11 juin 2007. Elsa Serfass, 27 ans, membre de Médecins sans
Frontières (MSF), est tuée. Son véhicule mitraillé par des "rebelles" à 500 km au nord-ouest de Bangui, dans la région de Ngaoundaï, en République Centrafricaine.
Elle était en " mission
exploratoire ", pour le compte de cette ONG. Rappelons qu’une partie des frontières de la République Centrafricaine (1), néocolonie française atrocement pauvre mais immensément riche en diamants et en uranium, est limitrophe de la zone du Darfour.

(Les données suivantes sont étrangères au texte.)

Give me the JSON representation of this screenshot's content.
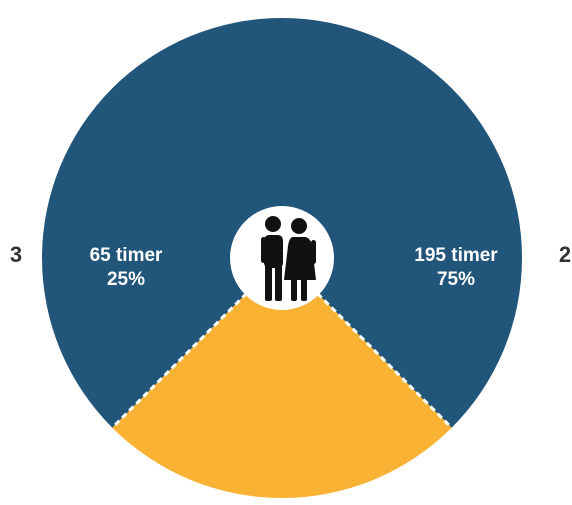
{
  "chart_data": {
    "type": "pie",
    "slices": [
      {
        "category": "2",
        "value": 195,
        "value_label": "195 timer",
        "percent_label": "75%",
        "color": "#21557a"
      },
      {
        "category": "3",
        "value": 65,
        "value_label": "65 timer",
        "percent_label": "25%",
        "color": "#f9b233"
      }
    ],
    "start_angle_deg": 225,
    "direction": "clockwise",
    "separator_style": "white-dashed",
    "center_icon": "couple-icon",
    "center_color": "#ffffff",
    "icon_color": "#111111"
  }
}
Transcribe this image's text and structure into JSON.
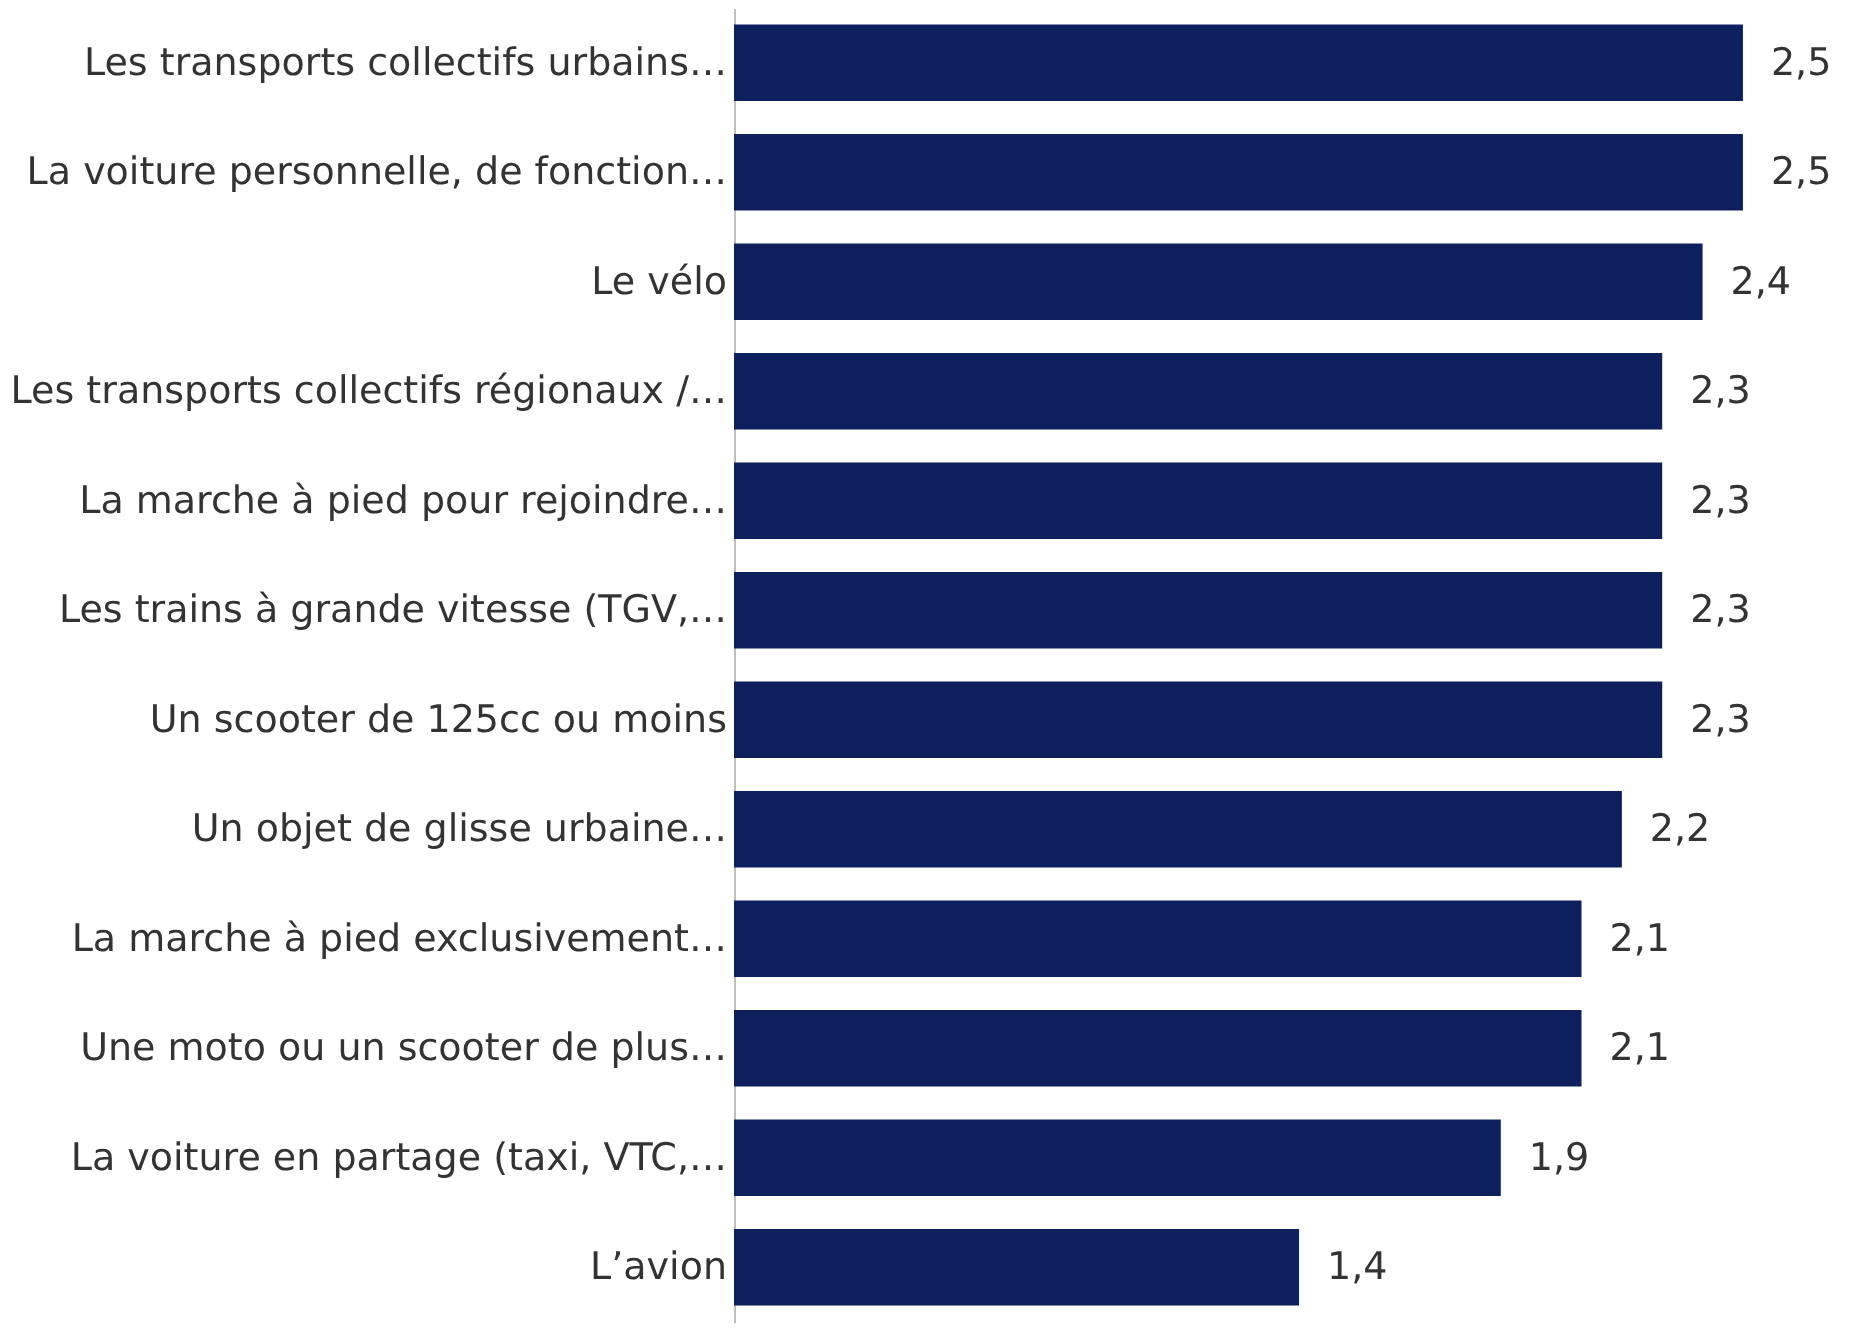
{
  "chart_data": {
    "type": "bar",
    "orientation": "horizontal",
    "categories": [
      "Les transports collectifs urbains…",
      "La voiture personnelle, de fonction…",
      "Le vélo",
      "Les transports collectifs régionaux /…",
      "La marche à pied pour rejoindre…",
      "Les trains à grande vitesse (TGV,…",
      "Un scooter de 125cc ou moins",
      "Un objet de glisse urbaine…",
      "La marche à pied exclusivement…",
      "Une moto ou un scooter de plus…",
      "La voiture en partage (taxi, VTC,…",
      "L’avion"
    ],
    "values": [
      2.5,
      2.5,
      2.4,
      2.3,
      2.3,
      2.3,
      2.3,
      2.2,
      2.1,
      2.1,
      1.9,
      1.4
    ],
    "value_labels": [
      "2,5",
      "2,5",
      "2,4",
      "2,3",
      "2,3",
      "2,3",
      "2,3",
      "2,2",
      "2,1",
      "2,1",
      "1,9",
      "1,4"
    ],
    "color": "#0d1f5c"
  }
}
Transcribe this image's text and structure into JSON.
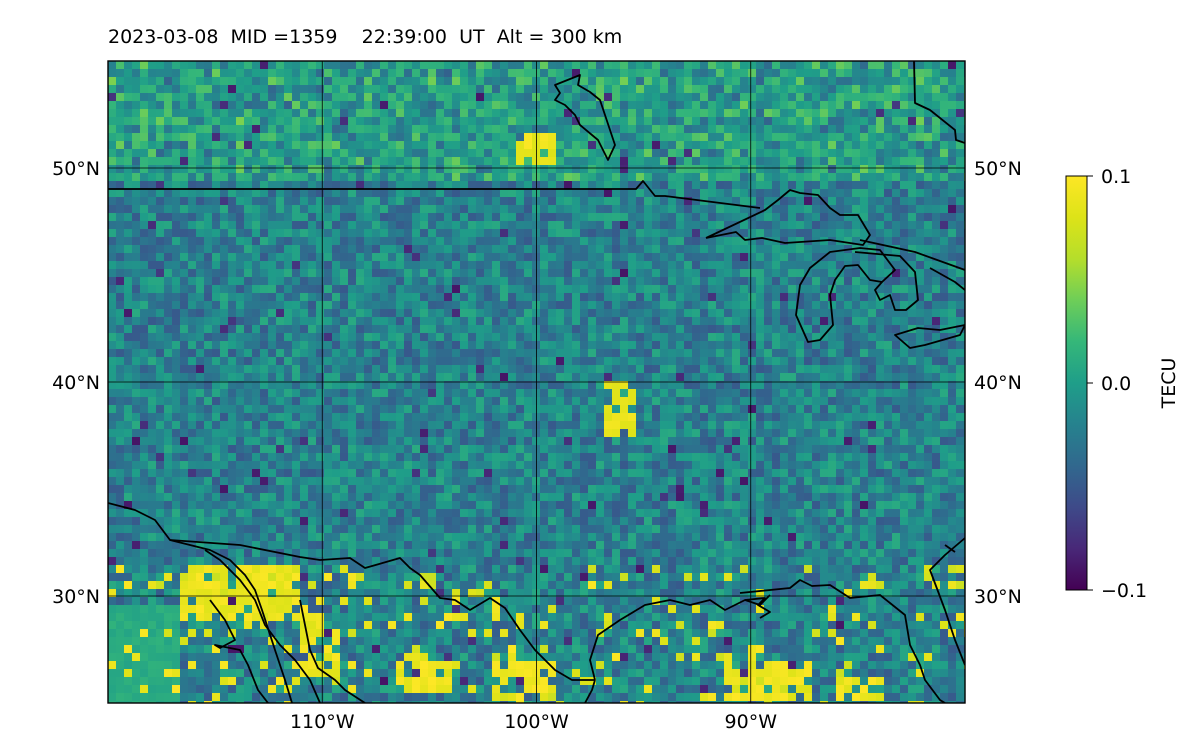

Le sort tragique de cette "volontaire",
pour lequel on ne peut qu’éprouver de la compassion, pose, à nouveau, le problème du manque de "transparence" des ONG. Car, il est plutôt curieux qu’une ONG envoie en "reconnaissance", une
"volontaire", dans une des zones les plus dangereuses, actuellement, sur notre
planète.
Les ONG sont un secteur économique en pleine expansion. Nos amis
anglo-saxons, très pragmatiques, l’appellent : Charity Business. Livres, séminaires, Business Schools traitent de ce qui est devenu un secteur d’activité économique comme un autre.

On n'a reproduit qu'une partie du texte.